Computers will help people to understand brains better. And understanding brains will help people to build better computers
ANALOGIES change. Once, it was fashionable to describe the brain as being like the hydraulic systems employed to create pleasing fountains for 17th-century aristocrats’ gardens. As technology moved on, first the telegraph network and then the telephone exchange became the metaphor of choice. Now it is the turn of the computer. But though the brain-as-computer is, indeed, only a metaphor, one group of scientists would like to stand that metaphor on its head. Instead of thinking of brains as being like computers, they wish to make computers more like brains. This way, they believe, humanity will end up not only with a better understanding of how the brain works, but also with better, smarter computers.

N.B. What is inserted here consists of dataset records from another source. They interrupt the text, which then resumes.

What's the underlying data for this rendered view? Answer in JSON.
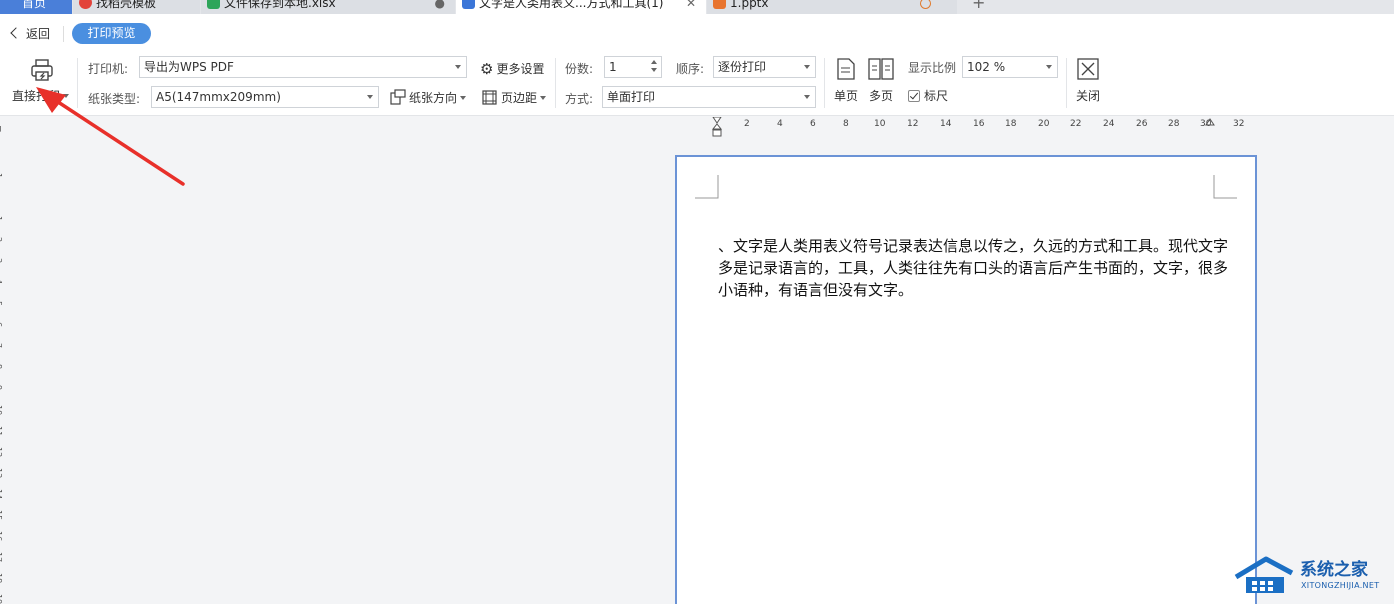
{
  "tabs": [
    {
      "label": "首页",
      "name": "tab-home"
    },
    {
      "label": "找稻壳模板",
      "name": "tab-templates"
    },
    {
      "label": "文件保存到本地.xlsx",
      "name": "tab-xlsx"
    },
    {
      "label": "文字是人类用表义...方式和工具(1)",
      "name": "tab-doc-active"
    },
    {
      "label": "1.pptx",
      "name": "tab-pptx"
    }
  ],
  "header": {
    "back_label": "返回",
    "mode_label": "打印预览"
  },
  "toolbar": {
    "direct_print_label": "直接打印",
    "printer_label": "打印机:",
    "printer_value": "导出为WPS PDF",
    "paper_type_label": "纸张类型:",
    "paper_type_value": "A5(147mmx209mm)",
    "more_settings_label": "更多设置",
    "paper_orientation_label": "纸张方向",
    "margins_label": "页边距",
    "copies_label": "份数:",
    "copies_value": "1",
    "order_label": "顺序:",
    "order_value": "逐份打印",
    "method_label": "方式:",
    "method_value": "单面打印",
    "single_page_label": "单页",
    "multi_page_label": "多页",
    "zoom_label": "显示比例",
    "zoom_value": "102 %",
    "ruler_label": "标尺",
    "ruler_checked": true,
    "close_label": "关闭"
  },
  "h_ruler_labels": [
    "2",
    "4",
    "6",
    "8",
    "10",
    "12",
    "14",
    "16",
    "18",
    "20",
    "22",
    "24",
    "26",
    "28",
    "30",
    "32"
  ],
  "v_ruler_labels": [
    "1",
    "1",
    "2",
    "3",
    "4",
    "5",
    "6",
    "7",
    "8",
    "9",
    "10",
    "11",
    "12",
    "13",
    "14",
    "15",
    "16",
    "17",
    "18",
    "19"
  ],
  "document": {
    "text": "、文字是人类用表义符号记录表达信息以传之，久远的方式和工具。现代文字多是记录语言的，工具，人类往往先有口头的语言后产生书面的，文字，很多小语种，有语言但没有文字。"
  },
  "watermark": {
    "brand": "系统之家",
    "url": "XITONGZHIJIA.NET"
  },
  "colors": {
    "accent": "#4a8fe0",
    "tab_home": "#4a7fd9",
    "page_border": "#6b93d6",
    "arrow": "#e8302a"
  }
}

These visionaries describe themselves as neuromorphic engineers. Their goal, according to Karlheinz Meier, a physicist at the University of Heidelberg who is one of their leaders, is to design a computer that has some—and preferably all—of three characteristics that brains have and computers do not. These are: low power consumption (human brains use about 20 watts, whereas the supercomputers currently used to try to simulate them need megawatts); fault tolerance (losing just one transistor can wreck a microprocessor, but brains lose neurons all the time); and a lack of need to be programmed (brains learn and change spontaneously as they interact with the world, instead of following the fixed paths and branches of a predetermined algorithm).
To achieve these goals, however, neuromorphic engineers will have to make the computer-brain analogy real. And since no one knows how brains actually work, they may have to solve that problem for themselves, as well. This means filling in the gaps in neuroscientists’ understanding of the organ. In particular, it means building artificial brain cells and connecting them up in various ways, to try to mimic what happens naturally in the brain.
Analogous analogues
The yawning gap in neuroscientists’ understanding of their topic is in the intermediate scale of the brain’s anatomy. Science has a passable knowledge of how individual nerve cells, known as neurons, work. It also knows which visible lobes and ganglia of the brain do what. But how the neurons are organised in these lobes and ganglia remains obscure. Yet this is the level of organisation that does the actual thinking—and is, presumably, the seat of consciousness. That is why mapping and understanding it is to be one of the main objectives of America’s BRAIN initiative, announced with great fanfare by Barack Obama in April. It may be, though, that the only way to understand what the map shows is to model it on computers. It may even be that the models will come first, and thus guide the mappers. Neuromorphic engineering might, in other words, discover the fundamental principles of thinking before neuroscience does.
Two of the most advanced neuromorphic programmes are being conducted under the auspices of the Human Brain Project (HBP), an ambitious attempt by a confederation of European scientific institutions to build a simulacrum of the brain by 2023. The computers under development in these programmes use fundamentally different approaches. One, called SpiNNaker, is being built by Steven Furber of the University of Manchester. SpiNNaker is a digital computer—ie, the sort familiar in the everyday world, which process information as a series of ones and zeros represented by the presence or absence of a voltage. It thus has at its core a network of bespoke microprocessors.